Perché il Mar Rosso si chiama così: storia e origini
Il nome Mar Rosso è uno dei più antichi e affascinanti della geografia mondiale. A prima vista può sembrare strano definire “rosso” un mare caratterizzato da acque limpide e blu intenso. Eppure, il nome ha radici storiche precise e rimanda a osservazioni naturali, simbolismi culturali e tradizioni linguistiche che si sono stratificate nel corso di millenni. Per capire davvero perché questo mare porti un nome tanto suggestivo occorre attraversare la storia dei popoli che lo hanno navigato e delle civiltà che lo hanno interpretato.
- Le fioriture dell’alga Trichodesmium erythraeum
- Il nome greco: Erythrà Thálassa
- Il ccollegamento con il popolo antico degli “Edom”
- Il colore delle montagne circostanti
- Il ruolo degli Egizi e dei popoli mesopotamici
- Perché il nome è rimasto fino a oggi
Le fioriture dell’alga Trichodesmium erythraeum
La spiegazione scientificamente più riconosciuta associa il nome Mar Rosso alla presenza di una particolare alga chiamata Trichodesmium erythraeum. Questa microalga, durante specifiche condizioni climatiche, può moltiplicarsi rapidamente dando luogo a fioriture che tingono la superficie dell’acqua con sfumature rossastre o bruno-rossicce.
Queste fioriture non sono costanti, ma venivano osservate con frequenza sufficiente da impressionare gli antichi navigatori. Per questo molti studiosi ritengono che la colorazione anomala prodotta da questa alga sia stata un elemento determinante nella scelta del nome.
Il nome greco: Erythrà Thálassa
Gli antichi Greci chiamavano il Mar Rosso Erythrà Thálassa, cioè “Mare Rosso”. Il termine erythros significa infatti rosso. Questo nome compare già nei testi geografici ed esplorativi dell’età classica e fu ripreso poi dai Romani con la stessa accezione.
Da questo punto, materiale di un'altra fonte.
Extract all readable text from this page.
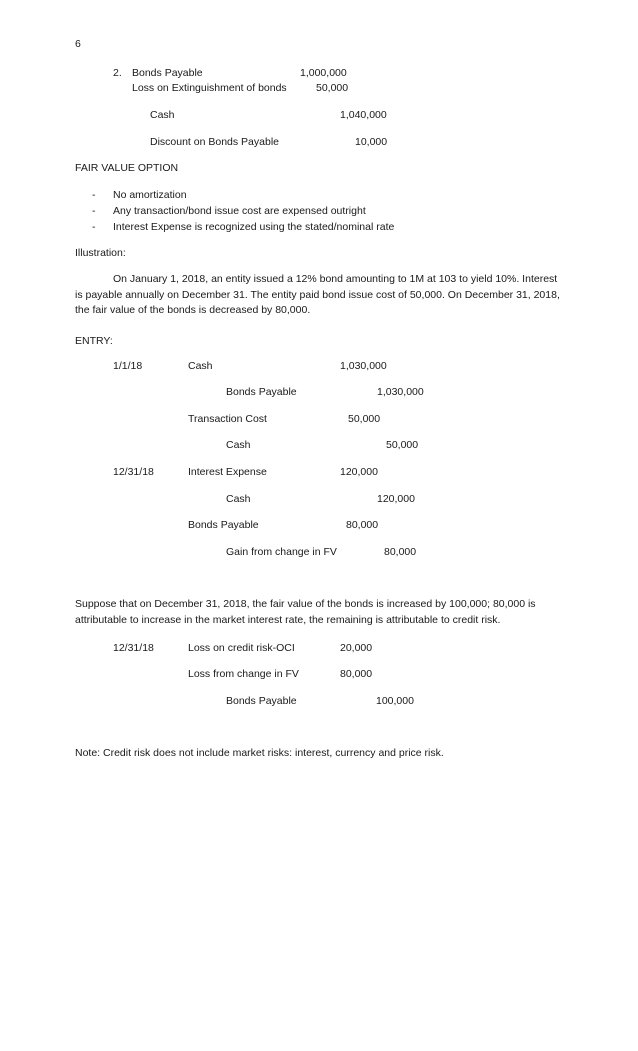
6
2. Bonds Payable	1,000,000
Loss on Extinguishment of bonds	50,000
Cash	1,040,000
Discount on Bonds Payable	10,000
FAIR VALUE OPTION
- No amortization
- Any transaction/bond issue cost are expensed outright
- Interest Expense is recognized using the stated/nominal rate
Illustration:
On January 1, 2018, an entity issued a 12% bond amounting to 1M at 103 to yield 10%. Interest is payable annually on December 31. The entity paid bond issue cost of 50,000. On December 31, 2018, the fair value of the bonds is decreased by 80,000.
ENTRY:
1/1/18	Cash	1,030,000
Bonds Payable	1,030,000
Transaction Cost	50,000
Cash	50,000
12/31/18	Interest Expense	120,000
Cash	120,000
Bonds Payable	80,000
Gain from change in FV	80,000
Suppose that on December 31, 2018, the fair value of the bonds is increased by 100,000; 80,000 is attributable to increase in the market interest rate, the remaining is attributable to credit risk.
12/31/18	Loss on credit risk-OCI	20,000
Loss from change in FV	80,000
Bonds Payable	100,000
Note: Credit risk does not include market risks: interest, currency and price risk.
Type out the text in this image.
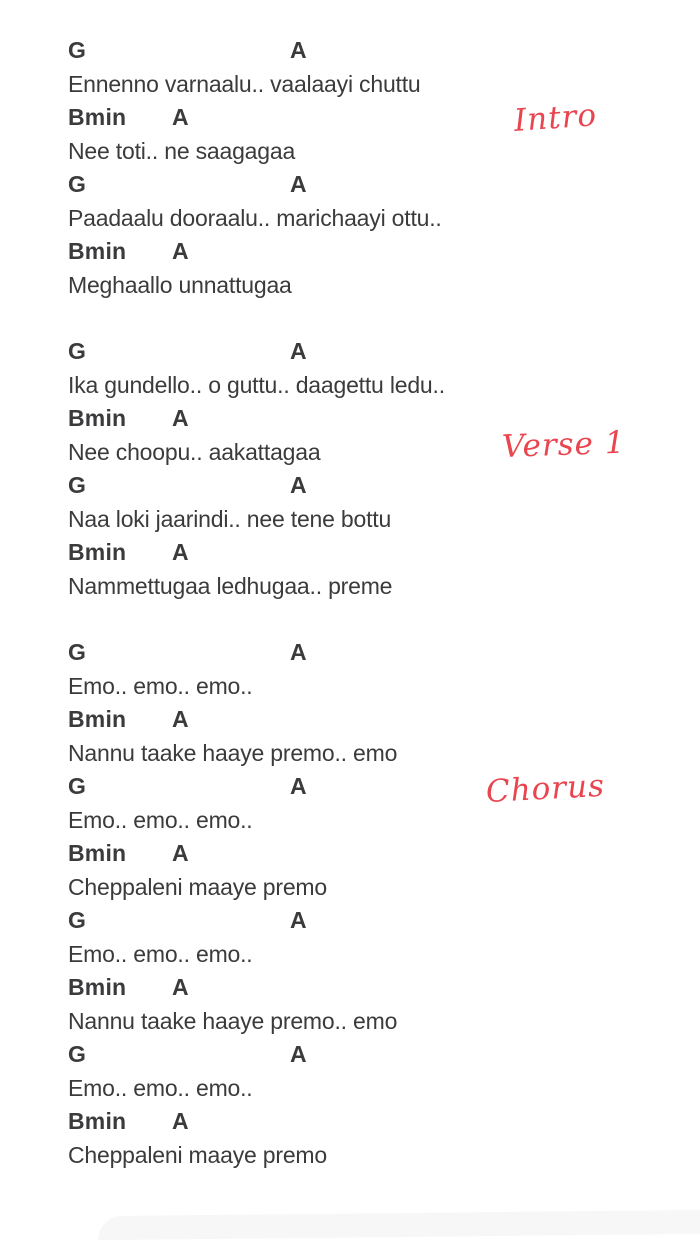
G	A
Ennenno varnaalu.. vaalaayi chuttu
Bmin A
Nee toti.. ne saagagaa
G	A
Paadaalu dooraalu.. marichaayi ottu..
Bmin A
Meghaallo unnattugaa
G	A
Ika gundello.. o guttu.. daagettu ledu..
Bmin A
Nee choopu.. aakattagaa
G	A
Naa loki jaarindi.. nee tene bottu
Bmin A
Nammettugaa ledhugaa.. preme
G	A
Emo.. emo.. emo..
Bmin A
Nannu taake haaye premo.. emo
G	A
Emo.. emo.. emo..
Bmin A
Cheppaleni maaye premo
G	A
Emo.. emo.. emo..
Bmin A
Nannu taake haaye premo.. emo
G	A
Emo.. emo.. emo..
Bmin A
Cheppaleni maaye premo
Intro
Verse 1
Chorus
È importante sottolineare che i Greci non utilizzavano il colore rosso soltanto per descrivere l’aspetto fisico delle acque, ma anche per ragioni simboliche e geografiche. Alcuni storici hanno suggerito che i Greci usassero colori per designare i punti cardinali:
- rosso per il sud
- nero per il nord (come nel caso del Mar Nero)
- bianco per l’ovest
- verde/blu per l’est
Secondo questa interpretazione, chiamare il mare “rosso” poteva significare semplicemente indicarne la posizione meridionale rispetto al Mediterraneo.
Il ccollegamento con il popolo antico degli “Edom”
Alcuni studiosi hanno proposto una connessione tra il nome del Mar Rosso e il popolo degli Edom, stanziato nell’area che oggi corrisponde in parte a Israele e Giordania. La parola Edom in ebraico significa “rosso”, probabilmente riferita al colore delle rocce della regione. Questa teoria, pur non essendo quella principale, è considerata plausibile, perché molti antichi popoli attribuivano nomi geografici basandosi sulle popolazioni confinanti o sui territori vicini.
Il colore delle montagne circostanti
Un’altra interpretazione, più geografica che linguistica, lega il nome al colore delle rocce e delle montagne che circondano alcune porzioni del Mar Rosso, in particolare nelle zone dell’attuale Arabia Saudita e della penisola del Sinai. Le pietre e le scogliere, ricche di minerali ferrosi e ossidi, assumono spesso tonalità rossastre, soprattutto al tramonto. Gli antichi navigatori potrebbero aver identificato il mare attraverso la cromia dominante dei paesaggi che lo incorniciavano.
Il ruolo degli Egizi e dei popoli mesopotamici
Nell’antico Egitto il Mar Rosso era noto come “il mare delle canne” o “mare dei giunchi”, nomi che si riferivano principalmente alla regione paludosa del nord (diversa dall’attuale bacino del Mar Rosso). Tuttavia, quando i Greci iniziarono a esplorare la zona, imposero la loro nomenclatura, che si diffuse grazie al commercio e ai contatti culturali. Fu così che la denominazione greca Erythrà Thálassa divenne lo standard mediterraneo e da lì si trasferì nelle lingue moderne.
Perché il nome è rimasto fino a oggi
Il nome Mar Rosso è sopravvissuto nei secoli perché consolidato nelle fonti greche e romane, nelle mappe medievali e nella tradizione geografica europea. Anche le lingue moderne conservano fedelmente questa denominazione: Red Sea in inglese, Mer Rouge in francese, Mar Rojo in spagnolo, tutte versioni dirette dell’antico nome greco.
Ciò dimostra quanto a volte un nome geografico possa radicarsi indipendentemente da trasformazioni politiche, religiose o linguistiche.